UNHCR Cuts Staff Footprint In Rohingya Camps In Bangladesh As COVID-19 Preventive Measure

UNHCR Cuts Staff Footprint in Rohingya Camps in Bangladesh as COVID-19 Preventive Measure

The UN Refugee Agency (UNHCR) has reduced its staff footprint in Bangladesh's Rohingya refugee camps as a precautionary measure to prevent the transmission of the novel coronavirus, which leads to the deadly COVID-19 disease, Louise Donovan, UNHCR spokesperson in the city of Cox's Bazar, told Sputnik

MOSCOW (Pakistan Point News / Sputnik - 13th May, 2020) The UN Refugee Agency (UNHCR) has reduced its staff footprint in Bangladesh's Rohingya refugee camps as a precautionary measure to prevent the transmission of the novel coronavirus, which leads to the deadly COVID-19 disease, Louise Donovan, UNHCR spokesperson in the city of Cox's Bazar, told Sputnik.

Bangladesh, the most densely populated country in the world, also hosts the world's largest refugee camp near Cox's Bazar. To date, there are over 16,600 COVID-19 cases in Bangladesh.

"UNHCR and the humanitarian community are taking all preventive and precautionary measures to mitigate the risks of COVID-19 for the people we serve, as well as our own teams, while also ensuring that critical activities continue in the camps. We have made efforts to minimize the staff footprint in the camps to the extent possible, in line with the most recent Government Directive as of 8 April, in an effort to minimize the risk of exposure for the refugees," Donovan said.

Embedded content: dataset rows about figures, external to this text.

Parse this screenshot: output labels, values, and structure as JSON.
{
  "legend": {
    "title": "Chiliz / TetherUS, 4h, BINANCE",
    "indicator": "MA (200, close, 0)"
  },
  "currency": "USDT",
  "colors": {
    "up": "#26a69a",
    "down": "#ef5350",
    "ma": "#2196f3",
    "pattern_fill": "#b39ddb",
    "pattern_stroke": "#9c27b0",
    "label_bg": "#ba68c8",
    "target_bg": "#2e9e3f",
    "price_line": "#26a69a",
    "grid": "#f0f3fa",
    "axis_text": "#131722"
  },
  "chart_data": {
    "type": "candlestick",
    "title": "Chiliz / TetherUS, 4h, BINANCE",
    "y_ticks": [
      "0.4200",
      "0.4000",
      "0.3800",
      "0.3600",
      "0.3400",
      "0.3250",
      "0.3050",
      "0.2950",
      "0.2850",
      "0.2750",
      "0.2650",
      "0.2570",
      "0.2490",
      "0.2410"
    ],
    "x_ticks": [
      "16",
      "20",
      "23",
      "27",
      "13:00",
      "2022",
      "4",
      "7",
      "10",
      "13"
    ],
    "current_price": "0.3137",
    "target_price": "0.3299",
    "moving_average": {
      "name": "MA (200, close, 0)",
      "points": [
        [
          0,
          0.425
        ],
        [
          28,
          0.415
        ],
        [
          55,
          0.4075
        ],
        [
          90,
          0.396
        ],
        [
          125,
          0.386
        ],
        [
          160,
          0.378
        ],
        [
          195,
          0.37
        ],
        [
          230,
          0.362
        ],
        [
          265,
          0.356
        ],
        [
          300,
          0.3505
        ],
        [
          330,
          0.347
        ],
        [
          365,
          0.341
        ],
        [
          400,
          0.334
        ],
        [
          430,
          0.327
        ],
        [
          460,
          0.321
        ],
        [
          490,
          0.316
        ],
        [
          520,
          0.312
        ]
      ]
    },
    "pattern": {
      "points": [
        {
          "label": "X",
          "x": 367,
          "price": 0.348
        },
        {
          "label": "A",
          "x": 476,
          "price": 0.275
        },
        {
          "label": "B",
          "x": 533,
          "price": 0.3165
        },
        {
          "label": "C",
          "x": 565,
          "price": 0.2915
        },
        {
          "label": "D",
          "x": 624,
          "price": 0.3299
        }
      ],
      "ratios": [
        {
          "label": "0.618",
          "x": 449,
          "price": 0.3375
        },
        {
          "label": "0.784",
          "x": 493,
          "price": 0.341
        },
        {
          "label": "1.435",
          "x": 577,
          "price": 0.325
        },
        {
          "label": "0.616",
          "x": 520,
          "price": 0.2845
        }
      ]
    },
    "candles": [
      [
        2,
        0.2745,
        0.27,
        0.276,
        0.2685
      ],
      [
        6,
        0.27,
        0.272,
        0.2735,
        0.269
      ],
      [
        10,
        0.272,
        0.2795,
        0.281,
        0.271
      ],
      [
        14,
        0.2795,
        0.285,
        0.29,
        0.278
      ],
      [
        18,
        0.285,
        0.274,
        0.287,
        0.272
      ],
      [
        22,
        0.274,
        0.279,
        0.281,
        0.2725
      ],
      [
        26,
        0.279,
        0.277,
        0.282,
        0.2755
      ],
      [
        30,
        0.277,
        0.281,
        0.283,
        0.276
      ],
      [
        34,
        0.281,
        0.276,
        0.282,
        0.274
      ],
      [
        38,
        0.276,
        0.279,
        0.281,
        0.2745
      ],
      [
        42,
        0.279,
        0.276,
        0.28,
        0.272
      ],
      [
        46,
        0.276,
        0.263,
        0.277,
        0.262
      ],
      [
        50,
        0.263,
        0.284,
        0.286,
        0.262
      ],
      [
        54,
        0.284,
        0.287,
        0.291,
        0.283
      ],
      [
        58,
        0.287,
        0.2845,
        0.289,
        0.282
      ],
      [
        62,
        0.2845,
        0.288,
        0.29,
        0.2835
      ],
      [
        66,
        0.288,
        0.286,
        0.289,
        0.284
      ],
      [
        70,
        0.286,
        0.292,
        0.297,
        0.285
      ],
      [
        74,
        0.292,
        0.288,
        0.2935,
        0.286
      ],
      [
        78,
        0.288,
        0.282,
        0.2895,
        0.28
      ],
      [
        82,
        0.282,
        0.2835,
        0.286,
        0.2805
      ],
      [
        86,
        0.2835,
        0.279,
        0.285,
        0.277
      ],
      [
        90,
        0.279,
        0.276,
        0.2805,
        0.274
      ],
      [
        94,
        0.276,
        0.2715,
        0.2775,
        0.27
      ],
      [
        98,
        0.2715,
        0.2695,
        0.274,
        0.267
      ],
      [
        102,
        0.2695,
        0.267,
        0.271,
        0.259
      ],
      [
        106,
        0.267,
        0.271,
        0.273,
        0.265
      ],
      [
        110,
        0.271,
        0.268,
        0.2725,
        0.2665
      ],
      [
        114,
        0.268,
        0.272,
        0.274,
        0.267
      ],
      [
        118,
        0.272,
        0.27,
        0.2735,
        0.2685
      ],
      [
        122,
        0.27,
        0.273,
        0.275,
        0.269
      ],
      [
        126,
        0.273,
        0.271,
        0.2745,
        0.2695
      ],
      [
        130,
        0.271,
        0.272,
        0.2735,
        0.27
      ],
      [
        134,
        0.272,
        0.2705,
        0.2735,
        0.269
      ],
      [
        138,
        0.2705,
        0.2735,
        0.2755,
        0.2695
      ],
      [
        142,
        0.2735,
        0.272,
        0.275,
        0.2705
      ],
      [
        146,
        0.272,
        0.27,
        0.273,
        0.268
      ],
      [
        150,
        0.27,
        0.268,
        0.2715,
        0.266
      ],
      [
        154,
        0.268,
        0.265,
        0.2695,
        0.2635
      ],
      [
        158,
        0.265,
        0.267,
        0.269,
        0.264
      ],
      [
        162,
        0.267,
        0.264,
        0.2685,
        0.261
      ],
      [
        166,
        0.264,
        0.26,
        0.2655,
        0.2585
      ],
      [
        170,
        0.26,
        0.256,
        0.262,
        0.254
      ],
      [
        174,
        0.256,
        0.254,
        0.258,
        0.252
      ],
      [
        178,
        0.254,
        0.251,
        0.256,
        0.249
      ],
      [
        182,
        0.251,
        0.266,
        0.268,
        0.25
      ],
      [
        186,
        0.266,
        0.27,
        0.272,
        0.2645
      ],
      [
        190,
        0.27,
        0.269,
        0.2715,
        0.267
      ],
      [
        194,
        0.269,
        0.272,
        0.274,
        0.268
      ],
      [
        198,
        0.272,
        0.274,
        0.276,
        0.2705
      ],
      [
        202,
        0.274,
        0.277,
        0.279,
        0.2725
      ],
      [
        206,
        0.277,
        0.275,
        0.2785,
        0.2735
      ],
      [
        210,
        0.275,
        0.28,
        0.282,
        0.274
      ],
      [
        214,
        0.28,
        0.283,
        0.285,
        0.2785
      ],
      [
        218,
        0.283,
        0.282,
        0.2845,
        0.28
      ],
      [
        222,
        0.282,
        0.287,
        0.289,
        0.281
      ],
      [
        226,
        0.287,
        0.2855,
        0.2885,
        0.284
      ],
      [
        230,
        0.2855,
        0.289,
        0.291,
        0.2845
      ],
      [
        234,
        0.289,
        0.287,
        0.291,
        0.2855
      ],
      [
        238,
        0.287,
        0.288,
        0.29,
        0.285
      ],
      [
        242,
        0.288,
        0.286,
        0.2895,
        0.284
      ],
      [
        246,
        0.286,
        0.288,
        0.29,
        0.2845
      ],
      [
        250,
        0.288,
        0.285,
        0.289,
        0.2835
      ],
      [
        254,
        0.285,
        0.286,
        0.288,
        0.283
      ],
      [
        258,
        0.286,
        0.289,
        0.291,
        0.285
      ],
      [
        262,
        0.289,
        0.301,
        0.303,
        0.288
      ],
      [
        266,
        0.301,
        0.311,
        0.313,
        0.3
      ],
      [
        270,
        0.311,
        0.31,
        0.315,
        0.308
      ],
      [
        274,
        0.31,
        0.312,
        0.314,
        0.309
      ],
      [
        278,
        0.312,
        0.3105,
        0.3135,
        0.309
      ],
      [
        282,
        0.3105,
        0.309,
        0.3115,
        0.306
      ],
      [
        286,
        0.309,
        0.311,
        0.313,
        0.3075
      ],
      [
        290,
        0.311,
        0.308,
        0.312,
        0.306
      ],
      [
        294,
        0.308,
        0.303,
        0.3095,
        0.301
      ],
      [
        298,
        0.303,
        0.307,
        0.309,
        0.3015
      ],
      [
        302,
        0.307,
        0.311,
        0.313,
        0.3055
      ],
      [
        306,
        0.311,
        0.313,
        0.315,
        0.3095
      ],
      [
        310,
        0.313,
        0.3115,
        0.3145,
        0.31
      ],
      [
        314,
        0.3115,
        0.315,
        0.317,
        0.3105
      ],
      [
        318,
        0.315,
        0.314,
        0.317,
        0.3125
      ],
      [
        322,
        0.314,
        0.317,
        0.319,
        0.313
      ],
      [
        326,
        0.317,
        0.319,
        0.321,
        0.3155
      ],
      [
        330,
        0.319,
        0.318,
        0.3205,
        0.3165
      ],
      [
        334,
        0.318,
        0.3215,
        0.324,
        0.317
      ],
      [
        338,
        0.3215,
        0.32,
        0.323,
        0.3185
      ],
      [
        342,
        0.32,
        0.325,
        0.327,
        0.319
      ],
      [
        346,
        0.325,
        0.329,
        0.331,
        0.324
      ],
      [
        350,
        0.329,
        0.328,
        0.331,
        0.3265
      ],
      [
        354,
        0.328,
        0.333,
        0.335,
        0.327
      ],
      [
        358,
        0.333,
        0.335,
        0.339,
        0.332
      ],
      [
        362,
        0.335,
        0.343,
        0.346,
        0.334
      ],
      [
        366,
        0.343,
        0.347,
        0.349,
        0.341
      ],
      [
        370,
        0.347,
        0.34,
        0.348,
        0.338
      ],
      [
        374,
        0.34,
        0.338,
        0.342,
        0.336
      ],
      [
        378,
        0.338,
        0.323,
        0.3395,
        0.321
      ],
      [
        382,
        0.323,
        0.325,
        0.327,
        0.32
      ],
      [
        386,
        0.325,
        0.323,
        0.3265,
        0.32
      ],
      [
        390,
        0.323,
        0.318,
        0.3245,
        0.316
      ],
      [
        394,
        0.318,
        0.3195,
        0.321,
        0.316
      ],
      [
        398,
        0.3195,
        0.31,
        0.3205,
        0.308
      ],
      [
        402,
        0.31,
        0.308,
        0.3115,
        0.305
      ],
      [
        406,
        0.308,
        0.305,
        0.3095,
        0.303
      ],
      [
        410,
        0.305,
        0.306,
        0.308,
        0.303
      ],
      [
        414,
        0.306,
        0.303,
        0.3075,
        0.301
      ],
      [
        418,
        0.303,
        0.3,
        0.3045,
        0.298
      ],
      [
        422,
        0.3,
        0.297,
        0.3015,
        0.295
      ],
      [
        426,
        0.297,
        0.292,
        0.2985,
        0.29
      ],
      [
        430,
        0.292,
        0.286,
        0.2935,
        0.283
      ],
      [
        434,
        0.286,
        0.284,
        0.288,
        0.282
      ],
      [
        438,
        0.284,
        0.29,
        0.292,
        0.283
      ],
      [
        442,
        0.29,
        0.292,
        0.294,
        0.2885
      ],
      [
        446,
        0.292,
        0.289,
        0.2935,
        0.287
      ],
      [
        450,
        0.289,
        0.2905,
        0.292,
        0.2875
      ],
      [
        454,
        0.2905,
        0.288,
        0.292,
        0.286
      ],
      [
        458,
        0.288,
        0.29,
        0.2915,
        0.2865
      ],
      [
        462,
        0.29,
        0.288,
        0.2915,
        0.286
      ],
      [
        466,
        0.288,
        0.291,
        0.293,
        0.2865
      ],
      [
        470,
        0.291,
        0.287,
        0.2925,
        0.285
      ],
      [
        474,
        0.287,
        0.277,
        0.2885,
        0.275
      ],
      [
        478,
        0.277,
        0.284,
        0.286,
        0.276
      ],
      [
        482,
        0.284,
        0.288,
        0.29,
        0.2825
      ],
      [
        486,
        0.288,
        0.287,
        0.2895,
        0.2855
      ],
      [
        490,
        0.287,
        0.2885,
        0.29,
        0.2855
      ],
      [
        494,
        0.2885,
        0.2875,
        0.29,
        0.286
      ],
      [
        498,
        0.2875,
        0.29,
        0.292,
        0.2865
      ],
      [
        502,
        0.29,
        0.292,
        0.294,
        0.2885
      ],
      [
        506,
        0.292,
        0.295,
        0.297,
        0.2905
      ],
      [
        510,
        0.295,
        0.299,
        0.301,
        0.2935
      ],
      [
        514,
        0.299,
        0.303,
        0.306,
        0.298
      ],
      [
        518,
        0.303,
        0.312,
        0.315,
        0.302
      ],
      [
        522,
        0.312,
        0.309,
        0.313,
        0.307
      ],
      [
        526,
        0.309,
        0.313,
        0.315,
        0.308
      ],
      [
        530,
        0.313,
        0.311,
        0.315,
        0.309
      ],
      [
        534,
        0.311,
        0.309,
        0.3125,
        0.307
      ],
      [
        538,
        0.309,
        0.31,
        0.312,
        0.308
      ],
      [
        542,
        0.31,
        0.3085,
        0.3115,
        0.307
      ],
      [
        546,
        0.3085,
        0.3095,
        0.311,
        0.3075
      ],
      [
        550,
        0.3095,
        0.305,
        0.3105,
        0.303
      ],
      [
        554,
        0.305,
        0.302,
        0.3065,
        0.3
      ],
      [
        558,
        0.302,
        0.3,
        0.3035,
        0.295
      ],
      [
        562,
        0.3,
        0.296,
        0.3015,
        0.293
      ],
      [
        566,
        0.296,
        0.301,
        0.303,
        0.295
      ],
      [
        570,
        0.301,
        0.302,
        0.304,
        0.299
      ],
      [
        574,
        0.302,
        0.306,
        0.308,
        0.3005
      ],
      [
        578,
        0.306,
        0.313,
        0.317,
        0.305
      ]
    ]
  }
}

The spokesperson noted that the agency is continuing activities in such critical areas as health, nutrition, good hygiene practices, water and sanitation facilities, protection, logistics services, the construction of health facilities and WASH (Water, Sanitation and Hygiene) infrastructures, as well as key distributions, such as food, liquefied petroleum gas and hygiene kits.

As of late April, about 860,000 refugees live in Cox's Bazar, most of whom are ethnic Rohingya Muslims forced to flee their homes in neighboring Myanmar amid an army offensive in August 2017. The Myanmar authorities launched an unprecedented violence campaign against the Rohingya after militants, allegedly from this minority group, carried out attacks on police posts in the country's north-western state of Rakhine.

A UN fact-finding mission to the country in 2018 said that there were grounds to charge Myanmar with crimes against humanity and genocide against the Rohingya people. In January, the International Court of Justice ruled that Myanmar must fully implement all measures to prevent the murder, torture or persecution of people based on racial, ethnic or religious grounds.